Wolfsburg. Dieter Hecking, plant große Strukturveränderungen bei seinem neuen Verein. Gleichzeitig verteidigt der Trainer von Bundesligist VfL Wolfsburg jedoch die Höhe von Diegos Gehalt.

„Als Erstes immer das Geld“

„Wenn man über den VfL Wolfsburg spricht, kommt als Erstes immer das Geld und nie der Sport. Und wir haben gesagt: Es muss so sein, dass erst der Sport kommt und dann auch über die Möglichkeiten geredet wird. Wenn wir das hinbekommen, sind wir ein Riesenstück weiter“, erklärte Hecking am Sonntagmorgen im Doppelpass auf Sport1.

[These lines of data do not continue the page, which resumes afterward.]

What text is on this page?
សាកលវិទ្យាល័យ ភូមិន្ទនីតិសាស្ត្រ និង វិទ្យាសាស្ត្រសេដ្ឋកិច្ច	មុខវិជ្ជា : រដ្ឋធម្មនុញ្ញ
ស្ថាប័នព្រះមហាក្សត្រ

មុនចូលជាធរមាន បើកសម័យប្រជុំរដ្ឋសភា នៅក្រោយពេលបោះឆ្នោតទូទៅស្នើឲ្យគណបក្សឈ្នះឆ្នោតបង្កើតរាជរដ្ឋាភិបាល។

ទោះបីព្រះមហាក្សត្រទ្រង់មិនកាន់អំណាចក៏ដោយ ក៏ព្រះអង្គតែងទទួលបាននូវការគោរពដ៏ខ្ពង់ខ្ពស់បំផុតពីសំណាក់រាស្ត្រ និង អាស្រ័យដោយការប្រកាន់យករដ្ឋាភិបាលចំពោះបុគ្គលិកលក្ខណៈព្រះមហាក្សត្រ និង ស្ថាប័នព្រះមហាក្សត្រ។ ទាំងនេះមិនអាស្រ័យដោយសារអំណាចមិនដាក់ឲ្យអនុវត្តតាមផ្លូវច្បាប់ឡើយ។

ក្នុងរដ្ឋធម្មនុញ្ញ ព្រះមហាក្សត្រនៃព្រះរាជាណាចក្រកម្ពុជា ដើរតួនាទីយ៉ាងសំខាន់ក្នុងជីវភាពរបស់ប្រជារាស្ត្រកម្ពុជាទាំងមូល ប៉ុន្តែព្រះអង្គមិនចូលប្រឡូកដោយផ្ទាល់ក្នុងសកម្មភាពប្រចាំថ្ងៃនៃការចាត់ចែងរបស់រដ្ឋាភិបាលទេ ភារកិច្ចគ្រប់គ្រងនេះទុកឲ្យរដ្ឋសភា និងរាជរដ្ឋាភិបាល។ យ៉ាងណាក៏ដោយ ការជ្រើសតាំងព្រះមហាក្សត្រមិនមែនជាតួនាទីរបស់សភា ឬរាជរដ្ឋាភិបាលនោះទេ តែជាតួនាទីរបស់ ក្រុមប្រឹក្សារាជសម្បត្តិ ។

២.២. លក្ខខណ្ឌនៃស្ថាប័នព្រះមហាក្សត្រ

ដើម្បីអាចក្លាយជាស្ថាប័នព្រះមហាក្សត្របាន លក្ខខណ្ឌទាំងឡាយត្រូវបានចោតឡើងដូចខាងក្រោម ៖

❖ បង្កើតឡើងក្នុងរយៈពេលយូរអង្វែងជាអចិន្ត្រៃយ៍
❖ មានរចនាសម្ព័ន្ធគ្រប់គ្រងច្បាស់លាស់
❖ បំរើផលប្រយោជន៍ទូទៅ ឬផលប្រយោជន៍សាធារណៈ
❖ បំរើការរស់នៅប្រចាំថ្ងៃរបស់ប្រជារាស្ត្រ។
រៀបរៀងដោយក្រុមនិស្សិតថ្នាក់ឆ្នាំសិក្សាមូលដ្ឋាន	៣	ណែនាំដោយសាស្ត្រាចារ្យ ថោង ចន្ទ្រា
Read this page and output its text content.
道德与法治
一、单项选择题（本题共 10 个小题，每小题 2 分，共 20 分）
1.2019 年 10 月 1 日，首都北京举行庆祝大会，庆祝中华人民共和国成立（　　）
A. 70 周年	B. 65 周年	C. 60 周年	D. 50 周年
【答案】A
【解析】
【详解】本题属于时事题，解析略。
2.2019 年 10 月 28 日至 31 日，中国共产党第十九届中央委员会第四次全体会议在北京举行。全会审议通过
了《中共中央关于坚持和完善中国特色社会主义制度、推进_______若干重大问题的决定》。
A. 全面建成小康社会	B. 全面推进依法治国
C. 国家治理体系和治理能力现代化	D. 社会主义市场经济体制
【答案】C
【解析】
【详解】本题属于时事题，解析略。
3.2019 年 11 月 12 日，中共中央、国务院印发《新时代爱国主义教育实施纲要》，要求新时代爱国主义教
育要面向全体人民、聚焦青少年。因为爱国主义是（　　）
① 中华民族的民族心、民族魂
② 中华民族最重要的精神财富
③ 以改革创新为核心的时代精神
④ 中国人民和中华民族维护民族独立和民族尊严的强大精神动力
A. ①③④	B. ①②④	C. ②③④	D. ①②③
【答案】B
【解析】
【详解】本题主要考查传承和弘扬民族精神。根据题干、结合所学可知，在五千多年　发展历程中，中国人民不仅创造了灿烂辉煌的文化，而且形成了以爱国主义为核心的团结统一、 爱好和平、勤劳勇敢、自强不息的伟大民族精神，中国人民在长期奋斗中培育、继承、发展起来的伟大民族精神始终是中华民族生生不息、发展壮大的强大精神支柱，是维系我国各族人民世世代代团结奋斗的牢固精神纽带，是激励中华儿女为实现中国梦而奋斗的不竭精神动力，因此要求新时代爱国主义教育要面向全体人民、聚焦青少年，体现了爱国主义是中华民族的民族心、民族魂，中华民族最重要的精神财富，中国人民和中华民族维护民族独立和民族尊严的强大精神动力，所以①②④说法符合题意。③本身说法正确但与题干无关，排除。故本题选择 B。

Zusätzlich kritisierte der Trainer die fehlende Nachhaltigkeit bei seinem Arbeitgeber: „Es ist noch keine Nachhaltigkeit da, die jeder dem Verein aufgrund des Konzerns, der im Hintergrund steht, zutraut. Deshalb versuchen wir jetzt, das hinzubekommen. Das ist ein Weg, der ein bisschen Geduld braucht.“

Hecking warnt vor Aktionismus

Der 48-Jährige betonte jedoch, dass er selbst nicht besonders geduldig sei, „aber schnell heißt nicht gleich, dass man alles machen muss. Sondern mit klarem Kopf Entscheidungen treffen, die für diesen Verein richtig und wichtig sind. Nichts Aktionistisches machen und hier und da ein paar Millionen ausgeben“, erläuterte Hecking.

Dabei appellierte der Fußballlehrer auch an den VW-Konzern, der als Großsponsor die Geschicke des Vereins maßgeblich mitbestimmt: „VW hat Ziele: Bis 2018 wollen sie die Nummer Eins der Welt sein. Dafür brauchen sie Zeit. Und das, was sie für sich selbst als Anspruch nehmen, sollten sie auch dem Fußball an Zeit geben. Ich glaube, wir haben mit VW einen Partner, der genau diesen Weg mitgehen wird und auch mitgehen muss, wenn er dauerhaft erreichen will, dass man im internationalen Fußballgeschäft auftritt.“

„Ausnahmespieler verdienen mehr“

In der Diskussion um die zuletzt veröffentlichten Gehälter beim VfL Wolfsburg rechtfertigte der ehemalige Profi das Gehalt von Spielmacher Diego, der 8,2 Millionen Euro verdienen soll, ohne die Zahl allerdings zu bestätigen. „Diego ist ein Ausnahmespieler für den VfL Wolfsburg und Ausnahmespieler verdienen mehr“, sagte Hecking. Allgemein seien die Gehälter im Profifußball jedoch zu hoch.